By all reports, it was the two Los Angeles schools that initiated conversations with the Big Ten about the move. The reasons why are not hard to guess.

Beyond the competitive security that joining the Big Ten provides, there are the financials to consider. The Pac-12 was left far behind the SEC, Big Ten and ACC in media rights deals in the last round of negotiations. Millions were left on the table for all Pac-12 member schools.

The Big Ten, though, has already been ahead of the Pac when it comes to media rights. Now, add two schools from the second-largest media market in the country, and the Big Ten gets a major boost in its ongoing negotiations for a new deal.
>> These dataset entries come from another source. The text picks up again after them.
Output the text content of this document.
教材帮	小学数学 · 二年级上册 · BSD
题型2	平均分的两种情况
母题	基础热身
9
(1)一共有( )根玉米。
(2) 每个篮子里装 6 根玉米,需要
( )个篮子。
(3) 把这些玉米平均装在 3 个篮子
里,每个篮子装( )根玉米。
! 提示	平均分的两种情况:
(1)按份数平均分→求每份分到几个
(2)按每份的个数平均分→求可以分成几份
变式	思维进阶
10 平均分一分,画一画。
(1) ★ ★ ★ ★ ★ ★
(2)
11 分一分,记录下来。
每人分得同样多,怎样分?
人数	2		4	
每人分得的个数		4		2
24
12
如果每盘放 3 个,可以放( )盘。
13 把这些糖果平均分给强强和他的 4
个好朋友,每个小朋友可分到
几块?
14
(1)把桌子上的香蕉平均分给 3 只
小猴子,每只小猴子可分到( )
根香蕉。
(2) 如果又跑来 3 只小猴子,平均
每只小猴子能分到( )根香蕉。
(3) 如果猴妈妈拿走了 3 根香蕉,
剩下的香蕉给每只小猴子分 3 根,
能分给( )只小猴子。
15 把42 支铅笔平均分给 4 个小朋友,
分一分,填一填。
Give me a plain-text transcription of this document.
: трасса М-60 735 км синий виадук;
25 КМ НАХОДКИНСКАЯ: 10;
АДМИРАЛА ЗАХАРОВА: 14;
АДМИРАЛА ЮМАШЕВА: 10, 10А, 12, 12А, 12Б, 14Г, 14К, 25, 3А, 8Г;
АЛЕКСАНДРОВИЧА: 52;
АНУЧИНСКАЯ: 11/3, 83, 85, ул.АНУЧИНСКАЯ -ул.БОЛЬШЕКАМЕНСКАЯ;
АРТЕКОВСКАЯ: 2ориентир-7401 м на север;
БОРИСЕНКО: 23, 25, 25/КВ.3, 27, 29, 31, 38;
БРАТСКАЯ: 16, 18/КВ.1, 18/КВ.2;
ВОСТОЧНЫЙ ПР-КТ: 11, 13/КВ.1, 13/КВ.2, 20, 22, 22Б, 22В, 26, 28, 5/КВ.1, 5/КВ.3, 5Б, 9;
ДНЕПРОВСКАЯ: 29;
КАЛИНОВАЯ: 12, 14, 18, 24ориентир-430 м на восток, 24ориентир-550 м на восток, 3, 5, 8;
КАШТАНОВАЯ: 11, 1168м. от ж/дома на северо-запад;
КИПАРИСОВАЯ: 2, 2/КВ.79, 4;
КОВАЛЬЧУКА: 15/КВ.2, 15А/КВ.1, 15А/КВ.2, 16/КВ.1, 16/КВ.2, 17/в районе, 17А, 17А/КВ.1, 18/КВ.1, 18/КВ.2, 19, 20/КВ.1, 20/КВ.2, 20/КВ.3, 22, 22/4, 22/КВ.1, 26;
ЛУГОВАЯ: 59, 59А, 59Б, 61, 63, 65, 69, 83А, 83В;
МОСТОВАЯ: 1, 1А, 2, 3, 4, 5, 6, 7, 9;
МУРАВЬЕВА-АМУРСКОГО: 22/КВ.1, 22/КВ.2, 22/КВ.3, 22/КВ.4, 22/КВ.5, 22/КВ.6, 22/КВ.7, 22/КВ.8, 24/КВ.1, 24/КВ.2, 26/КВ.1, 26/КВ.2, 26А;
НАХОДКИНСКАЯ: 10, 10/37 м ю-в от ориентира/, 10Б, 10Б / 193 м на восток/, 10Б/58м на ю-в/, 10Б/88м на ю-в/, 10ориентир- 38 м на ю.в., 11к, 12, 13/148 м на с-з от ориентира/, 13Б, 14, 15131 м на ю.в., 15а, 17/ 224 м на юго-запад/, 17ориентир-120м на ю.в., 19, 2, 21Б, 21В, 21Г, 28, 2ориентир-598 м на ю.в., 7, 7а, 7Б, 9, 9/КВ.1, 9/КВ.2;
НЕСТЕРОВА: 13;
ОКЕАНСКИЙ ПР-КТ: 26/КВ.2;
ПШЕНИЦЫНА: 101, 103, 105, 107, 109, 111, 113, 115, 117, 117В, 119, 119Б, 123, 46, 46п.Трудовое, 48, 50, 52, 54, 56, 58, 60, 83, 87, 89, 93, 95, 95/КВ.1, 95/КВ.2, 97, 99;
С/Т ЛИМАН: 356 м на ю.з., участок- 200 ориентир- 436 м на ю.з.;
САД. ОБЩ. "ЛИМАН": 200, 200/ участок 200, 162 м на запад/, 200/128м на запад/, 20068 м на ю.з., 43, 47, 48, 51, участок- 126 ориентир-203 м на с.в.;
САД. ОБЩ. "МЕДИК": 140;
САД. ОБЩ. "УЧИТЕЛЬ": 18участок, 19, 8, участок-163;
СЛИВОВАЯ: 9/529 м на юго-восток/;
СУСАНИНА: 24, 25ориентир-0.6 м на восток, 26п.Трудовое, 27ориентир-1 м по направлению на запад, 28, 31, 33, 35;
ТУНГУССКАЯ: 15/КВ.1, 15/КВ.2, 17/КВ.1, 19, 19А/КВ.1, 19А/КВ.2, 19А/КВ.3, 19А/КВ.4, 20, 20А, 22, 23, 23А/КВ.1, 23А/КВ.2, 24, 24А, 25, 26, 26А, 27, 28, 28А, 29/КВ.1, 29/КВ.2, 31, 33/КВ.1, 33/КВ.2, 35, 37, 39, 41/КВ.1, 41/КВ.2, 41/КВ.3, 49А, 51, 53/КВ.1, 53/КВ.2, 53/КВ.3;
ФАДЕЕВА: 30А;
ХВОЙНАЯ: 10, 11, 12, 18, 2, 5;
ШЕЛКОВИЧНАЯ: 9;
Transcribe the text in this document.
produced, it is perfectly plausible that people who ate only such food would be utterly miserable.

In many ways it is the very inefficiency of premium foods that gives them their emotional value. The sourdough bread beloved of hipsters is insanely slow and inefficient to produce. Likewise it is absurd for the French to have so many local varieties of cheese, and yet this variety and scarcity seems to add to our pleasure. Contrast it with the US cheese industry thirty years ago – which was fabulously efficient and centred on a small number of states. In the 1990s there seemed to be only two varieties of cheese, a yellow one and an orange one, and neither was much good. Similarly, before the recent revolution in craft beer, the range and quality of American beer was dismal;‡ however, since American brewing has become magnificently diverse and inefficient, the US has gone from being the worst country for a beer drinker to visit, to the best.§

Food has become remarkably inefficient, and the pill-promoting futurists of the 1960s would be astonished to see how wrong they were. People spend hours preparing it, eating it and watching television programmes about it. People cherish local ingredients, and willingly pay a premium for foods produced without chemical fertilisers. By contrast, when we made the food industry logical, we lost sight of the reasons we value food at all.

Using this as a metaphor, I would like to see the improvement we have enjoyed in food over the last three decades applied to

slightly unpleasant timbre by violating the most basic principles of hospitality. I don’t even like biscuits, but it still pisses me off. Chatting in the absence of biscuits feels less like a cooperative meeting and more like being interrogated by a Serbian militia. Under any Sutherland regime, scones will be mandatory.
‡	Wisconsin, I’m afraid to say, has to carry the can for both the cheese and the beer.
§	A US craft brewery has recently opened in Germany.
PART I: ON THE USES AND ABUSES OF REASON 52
By some estimates, the Big Ten could make as much as $100 million annually per school, tens of millions more than any conference other than the SEC. That makes this decision a no-brainer for USC and UCLA.

The money helps pave the way, but it doesn’t do much for fans still clinging to the college football of old, with regional rivalries and traditions. After the 2023 season, it’s uncertain when the next time USC will play its old rival Stanford. UCLA and Cal, both members of the UC system, are headed for a divorce.

These are schools that have played each other annually for over a century, but not for much longer.

“The Trojans’ outstanding athletics heritage will always be synonymous with the Pac-12, and there are so many iconic moments and memories we will cherish forever,” Bohn stated, a message that likely felt hollow to any Pac-12 official reading it.

New rivalries in the Big Ten will surely form. Annual series for UCLA with Indiana and Michigan State in men’s basketball is a blue-blood dream, as are annual football games between USC and Michigan, Ohio State and Penn State.

Still, it all feels weird to say out loud right now, doesn’t it?

But for USC and UCLA, it was either be proactive or be left holding the bag. That’s the situation Oregon finds itself in now, along with the rest of the Pac-12, or should we say, the Pac-10 again.

The path forward for Pac-12 Commissioner George Kliavkoff, who on Friday will celebrate his one-year anniversary with the conference, is uncertain at best. Can you add schools like San Diego State and Boise State to stop the bleeding? Do you try to merge with another conference – say, the Big 12 – and form your own super league?

Who knows if the Big 12 would even be interested after it made a similar offer to the Pac-12 last year that was rebuffed. It might be more inclined to loot the damaged conference. Oregon, Washington and other Pac-12 universities will likely try to jump ship for other conferences. Maybe some join the L.A. schools in the Big Ten.

And if the Pac-12 is ultimately gutted, then what happens to the Rose Bowl Game, traditionally played between that league and – talk about awkward – the Big Ten?

Not even a year ago, Kliavkoff and Big Ten commissioner Kevin Warren joined their ACC counterpart in creating “The Alliance” to strengthen their positions against that of the SEC. Part of that handshake agreement, in addition to scheduling partnerships, was not to poach member schools from each other.

But when the Trojans and Bruins came knocking, what was Warren supposed to do?

Expansion is the reality now in college athletics. USC and UCLA just decided to get out in front of it.